What do you think that old couple was thinking when they saw me puking in the QT parking lot at ten in the morning?
I am so stoned and my professor is handing out candy. I love Halloween.
I'm passing your future prison.
i just sat down and hooked up with this girl. after she left i called over another girl and did the same. this happened about four more times and i never left my chair
He's such a gentleman. He didn't even ask why my bra was flung on the seat of my car. He just took my snow brush, pushed it onto the floor and said, "Let's go I'm hungry."
Yeah, you're right, it's a conspiracy against you. This small tight knit group of people who don't like assholes.
You definitely in your drunken state were really concerned you would forget to buy milk today
I'm like five sips away from making a Craigslist post for true love and mustaches.
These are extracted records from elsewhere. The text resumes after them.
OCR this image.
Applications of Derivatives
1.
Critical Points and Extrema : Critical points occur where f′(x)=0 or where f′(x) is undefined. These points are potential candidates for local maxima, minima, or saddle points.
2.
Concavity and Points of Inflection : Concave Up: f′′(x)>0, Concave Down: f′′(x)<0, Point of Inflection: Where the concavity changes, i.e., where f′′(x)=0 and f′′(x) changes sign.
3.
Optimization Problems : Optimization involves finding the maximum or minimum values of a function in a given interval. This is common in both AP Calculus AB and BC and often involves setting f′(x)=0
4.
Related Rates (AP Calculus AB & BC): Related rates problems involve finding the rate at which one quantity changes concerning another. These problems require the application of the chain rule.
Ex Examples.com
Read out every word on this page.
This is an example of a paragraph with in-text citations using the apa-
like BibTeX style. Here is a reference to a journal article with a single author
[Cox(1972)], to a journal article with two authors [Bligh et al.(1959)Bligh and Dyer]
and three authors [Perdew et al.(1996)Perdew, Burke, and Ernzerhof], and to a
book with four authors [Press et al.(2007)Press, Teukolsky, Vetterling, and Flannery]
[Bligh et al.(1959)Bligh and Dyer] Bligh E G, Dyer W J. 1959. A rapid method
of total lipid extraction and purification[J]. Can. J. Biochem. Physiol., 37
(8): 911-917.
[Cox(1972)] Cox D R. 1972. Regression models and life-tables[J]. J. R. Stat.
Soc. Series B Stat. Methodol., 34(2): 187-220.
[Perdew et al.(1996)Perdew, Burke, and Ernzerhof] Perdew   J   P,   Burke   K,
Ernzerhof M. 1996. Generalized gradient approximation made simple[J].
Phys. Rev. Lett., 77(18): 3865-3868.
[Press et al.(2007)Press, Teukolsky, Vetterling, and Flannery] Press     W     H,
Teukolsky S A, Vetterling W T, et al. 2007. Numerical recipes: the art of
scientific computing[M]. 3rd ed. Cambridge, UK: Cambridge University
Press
My family is going to disown me tonight.
We made out a little and then he gave me some weed. I would say it was a pretty productive stop on my way home
I am going to piss jack daniels before daylight.
Daylight. It is daylight. Who will give you a ride back?
I hope no one. I want to walk and have a bus hit me.
I need to you to send me drugs via FedEx
I wanna trust fall face first on a penis.
I miss you.
Yeah, I don't want to have sex.
He grabbed at it like it was a stress ball or something. It's a boob, not a grapefruit. The fuck.
I found half a candy bar in my bra today... Melted to my nipple. What a mess. It was still good though.